Since the anti-incumbent groundswell produced a near-record turnover in last year's elections, lawmakers have become more sensitive to charges that moneyed interests have excessive influence on Capitol Hill. But despite progress toward fuller lobbying disclosure and tighter controls on gifts, Congress has yet to enact tougher campaign finance legislation.
Campaign finance rules have not changed much since the early 1970s when Congress passed the Federal Election Campaign Act. The landmark act requires candidates to disclose campaign contributions and expenditures and limits individual contributions to $1,000; it also put in place a public financing system for presidential elections.
In many ways the law worked as intended. But in 1976 the Supreme Court struck down provisions that limited a candidate's personal expenditures and capped campaign spending. After that, creative fund-raising techniques ensured that money would continue to play a major role in electoral politics. Today, millions flow to candidates through political action committees, through the bundling of small contributions into large ones and through so-called "soft money," given to a national political party and passed on to its candidates.

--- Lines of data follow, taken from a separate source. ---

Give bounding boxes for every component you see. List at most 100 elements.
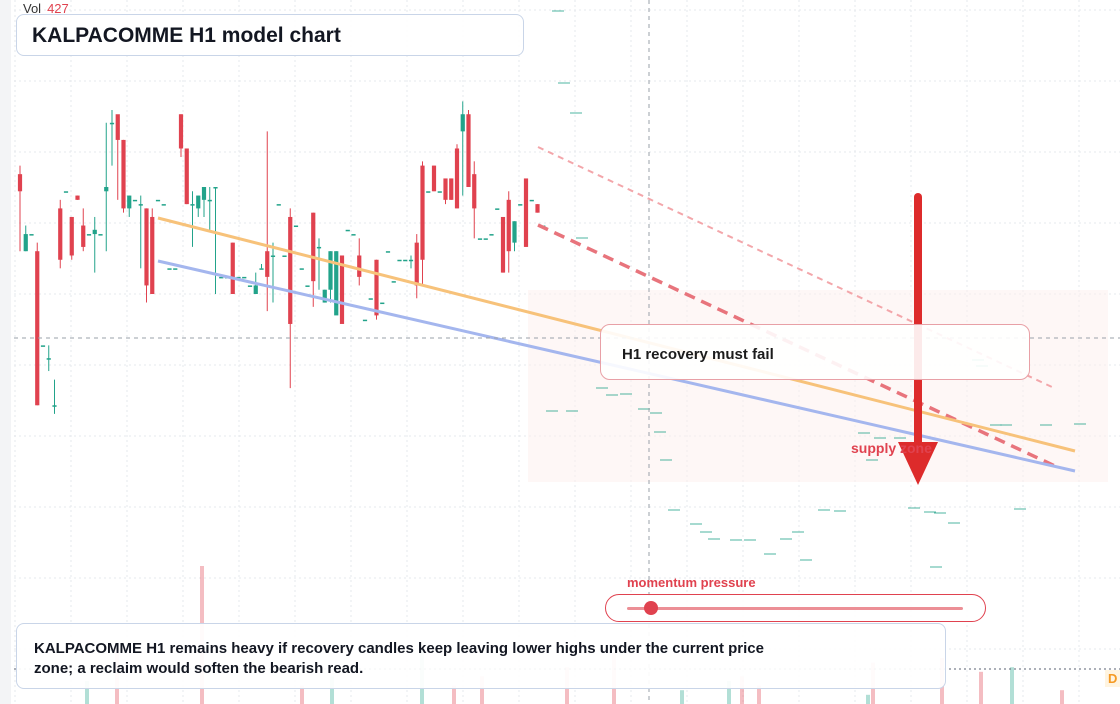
volume-bar [979,671,983,704]
analysis-note-panel: KALPACOMME H1 remains heavy if recovery … [16,623,946,689]
candle-body [242,276,247,279]
candle-body [357,255,362,277]
candle-body [265,251,270,277]
candle-body [81,225,86,247]
candle-body [414,242,419,286]
chart-title-panel: KALPACOMME H1 model chart [16,14,524,56]
candle-body [127,195,132,209]
volume-value: 427 [47,1,69,16]
candle-body [207,199,212,202]
recovery-callout: H1 recovery must fail [600,324,1030,380]
candle-body [115,114,120,140]
candle-body [512,221,517,243]
candle-body [483,238,488,240]
candle-body [443,178,448,200]
volume-bar [480,676,484,704]
candle-body [46,358,51,360]
candle-body [334,251,339,316]
candle-body [178,114,184,149]
volume-bar [85,681,89,704]
projection-line [537,223,1056,468]
volume-bar [452,685,456,704]
candle-body [477,238,483,240]
candle-body [472,174,477,209]
candle-body [259,268,264,270]
candle-body [196,195,201,209]
candle-body [138,204,143,206]
candle-body [63,191,69,193]
candle-body [437,191,442,193]
candle-body [495,208,500,210]
candle-body [167,268,172,270]
volume-bar [300,685,304,704]
callout-text: H1 recovery must fail [622,346,774,363]
candle-body [328,251,333,290]
candle-body [86,234,92,236]
left-scale-strip [0,0,11,704]
candle-body [104,187,109,192]
candle-body [150,216,155,294]
candle-body [385,251,391,253]
candle-body [132,199,138,202]
chart-title: KALPACOMME H1 model chart [32,24,341,47]
candle-body [397,259,402,262]
candle-body [52,405,57,407]
candle-body [460,114,465,132]
candle-body [299,268,304,270]
candle-body [236,276,241,279]
candle-body [282,255,287,257]
momentum-label: momentum pressure [627,575,756,590]
candle-body [311,212,316,282]
volume-bar [1010,667,1014,704]
candle-body [362,319,368,322]
candle-body [173,268,178,270]
candlesticks [17,101,546,414]
candle-body [535,204,540,213]
corner-badge: D [1105,670,1120,687]
candle-body [230,242,235,294]
candle-body [98,234,103,236]
volume-bar [680,690,684,704]
candle-body [518,204,523,206]
candle-body [529,199,534,202]
candle-body [368,298,373,300]
candle-body [523,178,529,247]
candle-body [351,234,356,236]
candle-body [35,251,40,406]
candle-body [322,289,327,303]
candle-body [75,195,80,200]
candle-body [253,285,258,294]
candle-body [247,285,253,287]
volume-label: Vol [23,1,42,16]
candle-body [144,208,149,286]
candle-body [391,281,396,283]
candle-body [489,234,494,236]
candle-body [270,255,276,257]
momentum-slider[interactable] [605,594,986,622]
candle-body [293,225,299,228]
volume-bar [866,694,870,704]
candle-body [288,216,293,324]
candle-body [184,148,189,205]
candle-body [213,187,218,189]
volume-bar [727,681,731,704]
candle-body [466,114,471,187]
down-arrow-head [898,442,938,485]
candle-body [454,148,460,209]
candle-body [345,229,350,232]
candle-body [374,259,379,316]
candle-body [40,345,46,347]
candle-body [403,259,408,262]
volume-bar [1060,690,1064,704]
supply-zone-label: supply zone [851,440,932,456]
candle-body [506,199,511,252]
candle-body [408,259,414,262]
momentum-thumb[interactable] [643,601,658,615]
volume-readout: Vol 427 [23,1,69,16]
volume-bar [740,676,744,704]
candle-body [305,285,310,287]
analysis-note: KALPACOMME H1 remains heavy if recovery … [34,640,764,677]
candle-body [161,204,166,206]
candle-body [92,229,97,235]
candle-body [276,204,281,206]
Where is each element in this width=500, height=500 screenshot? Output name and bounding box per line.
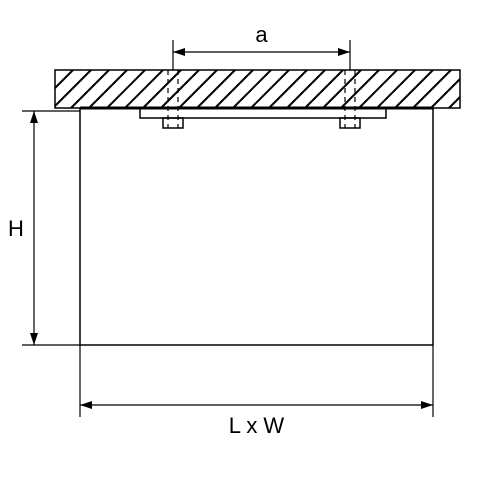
dimension-a-label: a: [255, 22, 268, 47]
dimension-a: a: [173, 22, 350, 70]
fixture-body: [80, 108, 433, 345]
dimension-diagram: a H L x W: [0, 0, 500, 500]
dimension-h: H: [8, 111, 80, 345]
dimension-lxw-label: L x W: [229, 413, 285, 438]
hatched-mounting-surface: [55, 70, 460, 108]
mount-tabs: [163, 118, 360, 128]
dimension-lxw: L x W: [80, 345, 433, 438]
dimension-h-label: H: [8, 216, 24, 241]
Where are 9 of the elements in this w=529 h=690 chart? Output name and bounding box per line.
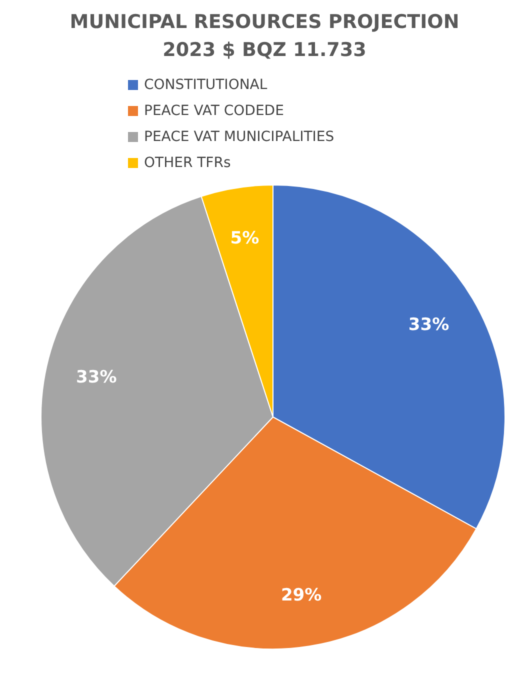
data-label: 33% xyxy=(408,314,450,335)
data-label: 29% xyxy=(280,586,322,606)
chart-title: MUNICIPAL RESOURCES PROJECTION 2023 $ BQZ 11.733 xyxy=(68,10,460,63)
data-label: 33% xyxy=(76,368,117,388)
legend-label: PEACE VAT MUNICIPALITIES xyxy=(144,129,334,145)
legend-label: OTHER TFRs xyxy=(144,155,231,171)
data-label: 5% xyxy=(230,228,260,248)
legend-label: PEACE VAT CODEDE xyxy=(144,103,284,119)
legend-label: CONSTITUTIONAL xyxy=(144,77,268,93)
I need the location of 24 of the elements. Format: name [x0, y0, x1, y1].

To help restore faith in the system, Sens. Russell D. Feingold (D-Wis.), John McCain (R-Ariz.) and Fred Thompson (R-Tenn.) have introduced legislation that picks up the ball on campaign finance reform. SB 1219 would reward candidates who abided by voluntary spending limits in primaries and general elections with discounted TV and radio broadcast time. A limit would be based on the size of a candidate's state.
The bipartisan bill also seeks to end the soft-money system by forcing national parties to raise funds in strict compliance with federal laws, and it forbids bundling and outlaws PACs. If a total ban on PACs was found to be unconstitutional, SB 1219 would reduce PAC contributions from $5,000 to $1,000 per election and limit the amount a PAC could give to a candidate to no more than 20% of the state spending limit.
Now the question is: Will Congress back SB 1219 or will more turnover on Capitol Hill be needed before it gets the message?